The bigger issue is that for 90-95% of all of us, myself included, our jobs are going to change. 10% or even more of my job might get replaced by AI. Some transactions I'm doing today will go away, and that does create the question of what I will use that time for. But there's also another 50% or so of my job that will still exist, but I'll be doing it with AI. And then the more important question is, do I have the skills to now do those same things with this technology that I've been doing manually or on spreadsheets or by with meeting with people?

Right there are the big shifts and changes that we all need to prepare for. And going back to the question of how to balance these two models, I think that some of the culture around supplementing productivity is really about the question: Do you know what portions of your workforce are creating incremental value? And what do you want them to do?

In HR, coaching is a big skill that we want professionals to have – the ability to give advice, to counsel, to do leadership coaching. That's what I want more of my HR professionals doing, not transactions. And so the question is, how can I help shift them? Do I have a clear point of view on what those high value skills are? Do I have a path to train them in it? I think that once AI starts to free up our time, more companies will be able to do that.

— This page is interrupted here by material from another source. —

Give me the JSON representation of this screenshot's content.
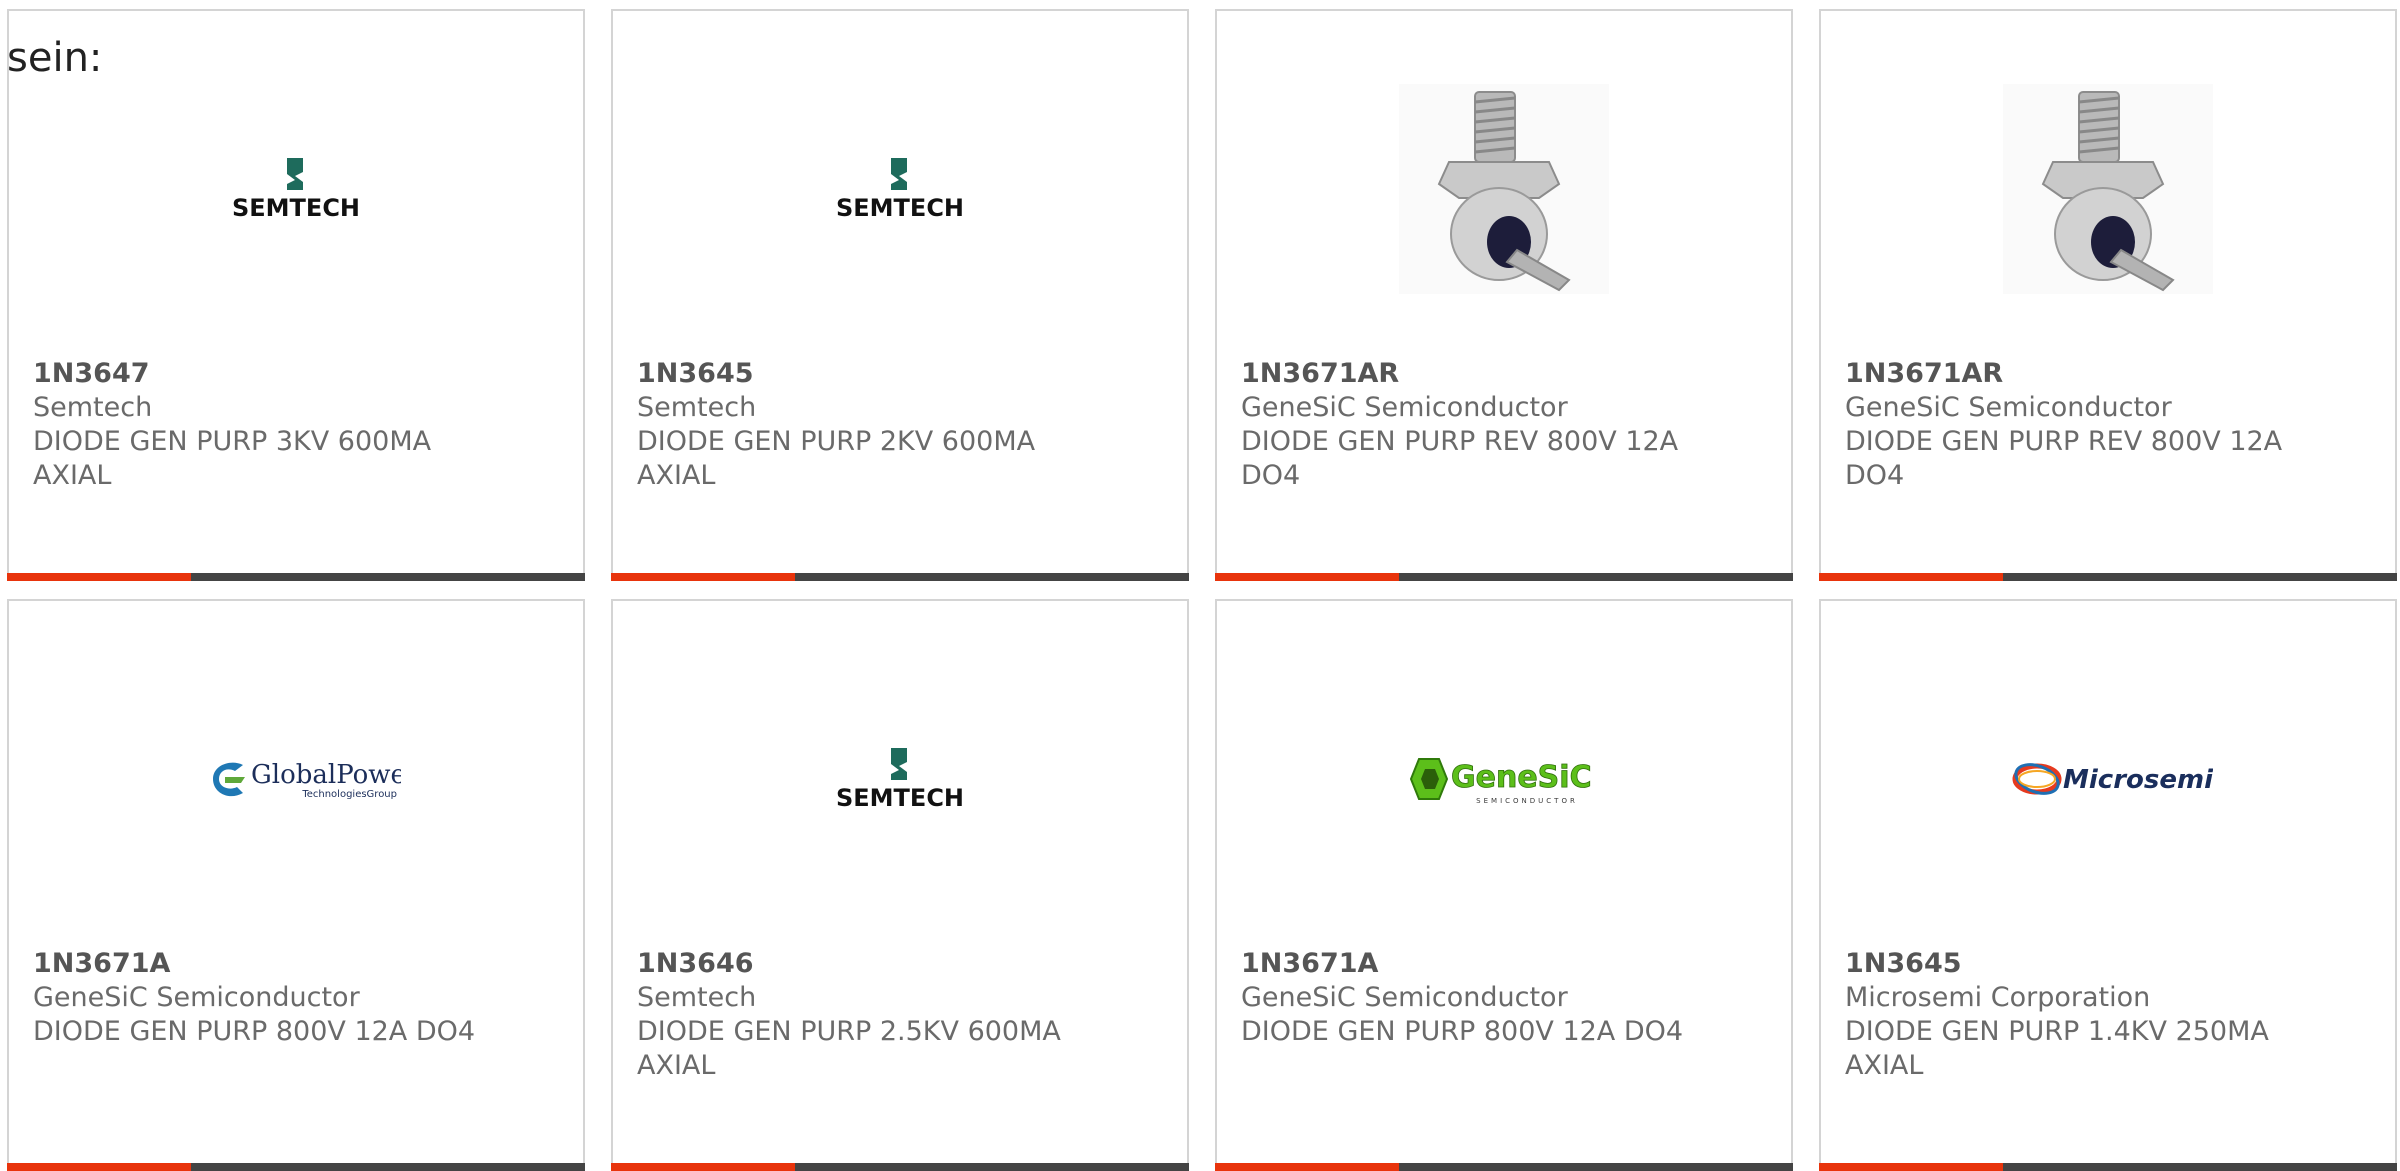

Now on the question of reducing head count, I agree that that is not the ideal path for AI, but maybe with one exception. There are countries around the world that are struggling with very low birth rates, including some right here in the Asia Pacific. Governments are predicting massive labour shortages out into the future. I actually think this is going to make the existing workforce even more important, because your current population isn't going to be able to sustain labour needs in the future. So while reducing head count might be a bad outcome in some places, in other places, it's actually going to allow the economy and the existing workforce to continue to thrive.

The million dollar question: with all this change coming, what can we do to prepare HR professionals?

I think HR professionals are going to have to play two very important roles here. First, they're going to have to think about how AI might be able to enhance their own jobs, and how they are going to develop the skills for it. Maybe 10 years ago, we would have said all HR professionals need data analytics skills; I think AI is now replacing that. I would go so far as to say all HR professionals, regardless of their domain, need to start learning a little bit about AI. Some might decide to code, others might go into how natural language processing works, still others might be heading programmes and have to think about where to fit AI into the process.

And the second really important role for HR is to prepare the rest of the organisation. I've talked about how everybody's job is changing. I think HR needs to lead the entire organisation, from finance to sales to product development, and really helping those functions think about what's going to be the impact of AI. How will they train people? How will they onboard people differently? How will they forecast what type of roles they need in the future? HR plays a really critical role in getting all these in place, and will be the primary value driver of getting this right in organisations.